Phrozen Sonic Mini 4K
Features:
LCD resolution: 6.1" 4K Mono LCD
XY positioning accuracy: 35 microns
UV wavelength: 405 nm
Working area size: 134x75x130 mm
Layer thickness: 0.01-0.30mm
The Phrozen Sonic Mini 4K is a compact high resolution 3D printer. It allows you to get accurate models even with an abundance of small details. Sonic Mini 4K is a good choice for those who need to print quickly and accurately.
Phrozen Sonic Mighty 4K
Features:
LCD resolution: 9.3" 4K Mono LCD
XY positioning accuracy: 52 microns
UV wavelength: 405 nm
Working area size: 200x125x220 mm
Layer thickness: 0.01-0.3mm
With a larger work area, the Phrozen Sonic Mighty 4K allows you to quickly produce large models or small batches of small items.
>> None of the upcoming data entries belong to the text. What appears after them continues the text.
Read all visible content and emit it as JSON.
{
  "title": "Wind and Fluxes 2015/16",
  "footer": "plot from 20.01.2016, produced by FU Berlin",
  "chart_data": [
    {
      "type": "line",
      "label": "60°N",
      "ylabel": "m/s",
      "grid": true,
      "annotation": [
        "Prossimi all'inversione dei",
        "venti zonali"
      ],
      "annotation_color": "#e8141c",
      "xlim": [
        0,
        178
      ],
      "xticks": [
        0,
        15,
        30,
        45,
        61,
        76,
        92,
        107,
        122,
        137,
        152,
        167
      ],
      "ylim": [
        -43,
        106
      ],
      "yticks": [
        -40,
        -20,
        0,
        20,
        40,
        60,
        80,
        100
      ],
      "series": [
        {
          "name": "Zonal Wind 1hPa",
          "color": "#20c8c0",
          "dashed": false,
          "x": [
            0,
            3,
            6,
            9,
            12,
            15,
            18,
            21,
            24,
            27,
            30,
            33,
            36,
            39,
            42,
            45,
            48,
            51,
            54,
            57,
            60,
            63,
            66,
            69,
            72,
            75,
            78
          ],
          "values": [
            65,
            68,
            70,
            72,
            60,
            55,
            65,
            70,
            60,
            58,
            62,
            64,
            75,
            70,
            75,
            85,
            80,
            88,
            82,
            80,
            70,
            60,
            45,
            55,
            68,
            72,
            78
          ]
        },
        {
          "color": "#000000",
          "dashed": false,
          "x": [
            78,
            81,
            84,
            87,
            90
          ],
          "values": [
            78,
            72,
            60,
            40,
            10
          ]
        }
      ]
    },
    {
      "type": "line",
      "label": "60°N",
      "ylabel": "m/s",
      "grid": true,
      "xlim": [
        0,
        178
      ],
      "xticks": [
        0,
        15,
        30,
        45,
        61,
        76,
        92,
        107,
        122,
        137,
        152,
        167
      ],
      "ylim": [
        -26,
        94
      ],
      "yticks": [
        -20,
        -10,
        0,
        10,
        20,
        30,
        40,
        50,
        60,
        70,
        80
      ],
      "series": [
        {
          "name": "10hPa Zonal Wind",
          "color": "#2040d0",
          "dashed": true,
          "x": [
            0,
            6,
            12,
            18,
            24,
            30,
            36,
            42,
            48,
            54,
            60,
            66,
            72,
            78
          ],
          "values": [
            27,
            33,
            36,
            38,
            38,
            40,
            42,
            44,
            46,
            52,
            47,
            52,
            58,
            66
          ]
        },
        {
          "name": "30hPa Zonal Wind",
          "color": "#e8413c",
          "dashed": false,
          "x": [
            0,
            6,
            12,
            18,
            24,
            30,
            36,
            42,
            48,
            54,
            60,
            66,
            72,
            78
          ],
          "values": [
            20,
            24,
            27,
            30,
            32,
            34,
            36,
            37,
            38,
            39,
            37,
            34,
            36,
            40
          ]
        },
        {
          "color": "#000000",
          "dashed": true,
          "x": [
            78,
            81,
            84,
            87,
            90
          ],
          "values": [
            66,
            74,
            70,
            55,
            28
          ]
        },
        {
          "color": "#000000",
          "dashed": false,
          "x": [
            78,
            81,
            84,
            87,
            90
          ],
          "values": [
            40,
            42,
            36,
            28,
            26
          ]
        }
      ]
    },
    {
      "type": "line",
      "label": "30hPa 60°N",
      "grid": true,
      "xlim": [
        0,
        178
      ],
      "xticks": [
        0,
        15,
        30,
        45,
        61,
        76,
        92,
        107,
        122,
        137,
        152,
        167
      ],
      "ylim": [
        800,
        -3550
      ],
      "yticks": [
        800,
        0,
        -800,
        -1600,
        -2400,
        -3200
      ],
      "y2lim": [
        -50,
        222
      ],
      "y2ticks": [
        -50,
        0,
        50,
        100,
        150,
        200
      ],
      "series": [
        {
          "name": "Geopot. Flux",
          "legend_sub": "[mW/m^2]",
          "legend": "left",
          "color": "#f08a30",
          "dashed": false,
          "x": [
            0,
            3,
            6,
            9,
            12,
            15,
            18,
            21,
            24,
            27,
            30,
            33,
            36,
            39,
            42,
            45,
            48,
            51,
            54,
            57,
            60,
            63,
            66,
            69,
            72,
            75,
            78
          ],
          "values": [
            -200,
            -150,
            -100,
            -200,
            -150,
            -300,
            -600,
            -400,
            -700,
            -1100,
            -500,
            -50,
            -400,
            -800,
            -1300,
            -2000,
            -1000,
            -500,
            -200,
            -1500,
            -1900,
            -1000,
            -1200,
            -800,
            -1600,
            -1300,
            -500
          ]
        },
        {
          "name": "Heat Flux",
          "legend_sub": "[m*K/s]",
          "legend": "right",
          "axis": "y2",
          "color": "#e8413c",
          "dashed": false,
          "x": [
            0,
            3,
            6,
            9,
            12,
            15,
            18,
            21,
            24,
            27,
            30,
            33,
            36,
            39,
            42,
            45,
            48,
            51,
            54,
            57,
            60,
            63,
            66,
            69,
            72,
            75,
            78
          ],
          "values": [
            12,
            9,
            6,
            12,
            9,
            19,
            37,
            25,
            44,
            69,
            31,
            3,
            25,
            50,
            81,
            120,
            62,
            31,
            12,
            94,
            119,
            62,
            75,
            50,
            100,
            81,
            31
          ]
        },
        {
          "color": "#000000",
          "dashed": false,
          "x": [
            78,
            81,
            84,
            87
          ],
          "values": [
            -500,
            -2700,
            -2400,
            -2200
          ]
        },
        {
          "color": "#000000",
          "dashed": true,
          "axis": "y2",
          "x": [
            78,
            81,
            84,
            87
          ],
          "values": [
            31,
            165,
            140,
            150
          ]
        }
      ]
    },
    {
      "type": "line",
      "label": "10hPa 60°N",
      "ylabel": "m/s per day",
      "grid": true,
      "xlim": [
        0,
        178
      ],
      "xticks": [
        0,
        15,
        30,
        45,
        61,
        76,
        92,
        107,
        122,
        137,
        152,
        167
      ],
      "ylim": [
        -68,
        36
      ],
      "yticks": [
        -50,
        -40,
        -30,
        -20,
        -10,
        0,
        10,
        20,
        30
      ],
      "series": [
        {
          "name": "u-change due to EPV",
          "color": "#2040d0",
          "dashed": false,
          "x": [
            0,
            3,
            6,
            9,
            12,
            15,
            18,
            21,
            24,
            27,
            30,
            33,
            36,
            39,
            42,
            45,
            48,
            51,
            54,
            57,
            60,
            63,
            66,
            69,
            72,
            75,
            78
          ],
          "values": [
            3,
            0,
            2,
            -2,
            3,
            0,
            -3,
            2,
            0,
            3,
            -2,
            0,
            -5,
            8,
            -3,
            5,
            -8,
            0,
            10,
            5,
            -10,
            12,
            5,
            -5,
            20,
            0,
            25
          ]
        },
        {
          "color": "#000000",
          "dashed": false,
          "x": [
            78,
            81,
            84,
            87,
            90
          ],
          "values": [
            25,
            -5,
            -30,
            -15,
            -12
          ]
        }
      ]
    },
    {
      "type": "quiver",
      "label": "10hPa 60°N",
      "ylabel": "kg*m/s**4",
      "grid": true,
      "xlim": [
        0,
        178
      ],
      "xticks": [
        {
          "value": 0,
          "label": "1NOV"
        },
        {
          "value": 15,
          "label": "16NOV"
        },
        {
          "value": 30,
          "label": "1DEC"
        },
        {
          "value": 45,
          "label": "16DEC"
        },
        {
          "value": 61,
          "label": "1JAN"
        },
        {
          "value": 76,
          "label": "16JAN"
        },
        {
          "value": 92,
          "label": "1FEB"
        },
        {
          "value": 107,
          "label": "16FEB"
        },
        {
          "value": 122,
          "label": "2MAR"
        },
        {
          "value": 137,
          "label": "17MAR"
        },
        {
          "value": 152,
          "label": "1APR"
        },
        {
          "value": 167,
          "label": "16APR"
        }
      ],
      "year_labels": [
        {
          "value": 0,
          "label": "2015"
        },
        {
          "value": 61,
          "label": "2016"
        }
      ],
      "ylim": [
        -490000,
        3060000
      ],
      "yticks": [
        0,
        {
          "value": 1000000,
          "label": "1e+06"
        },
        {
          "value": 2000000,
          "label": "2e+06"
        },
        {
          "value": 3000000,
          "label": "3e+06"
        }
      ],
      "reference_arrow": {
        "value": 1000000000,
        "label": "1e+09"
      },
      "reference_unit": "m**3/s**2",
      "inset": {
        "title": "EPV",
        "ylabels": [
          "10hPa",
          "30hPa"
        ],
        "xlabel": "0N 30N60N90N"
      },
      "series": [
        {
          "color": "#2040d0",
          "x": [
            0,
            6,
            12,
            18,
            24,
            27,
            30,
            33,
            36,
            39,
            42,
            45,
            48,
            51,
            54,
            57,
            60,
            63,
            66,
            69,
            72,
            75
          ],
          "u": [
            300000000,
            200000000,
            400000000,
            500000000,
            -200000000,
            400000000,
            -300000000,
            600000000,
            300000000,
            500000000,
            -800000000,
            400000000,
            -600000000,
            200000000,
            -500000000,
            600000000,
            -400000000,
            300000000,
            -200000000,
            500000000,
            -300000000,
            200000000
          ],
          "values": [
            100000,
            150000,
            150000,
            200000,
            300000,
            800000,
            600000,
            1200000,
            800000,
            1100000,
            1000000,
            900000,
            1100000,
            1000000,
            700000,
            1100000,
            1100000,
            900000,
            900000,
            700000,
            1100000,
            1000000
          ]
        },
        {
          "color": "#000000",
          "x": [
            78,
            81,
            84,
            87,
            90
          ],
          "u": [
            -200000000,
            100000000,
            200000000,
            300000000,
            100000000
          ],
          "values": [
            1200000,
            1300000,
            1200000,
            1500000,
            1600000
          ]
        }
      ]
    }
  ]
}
Such a 3D printer will be a good help for a small workshop or a hobby circle.
Phrozen Sonic Mini 8K
Features:
LCD resolution: 7.1" 8K Mono LCD
XY Positioning Accuracy: 22 µm
UV wavelength: 405 nm
Working area size: 165x72x180 mm
Layer thickness: 0.01-0.3mm
Phrozen Sonic Mini 8K is one of the representatives of 8K photopolymer printers, which can still be counted on the fingers of one hand. The high resolution LCD-matrix allows you to print figures with amazing surface quality and amazing detail.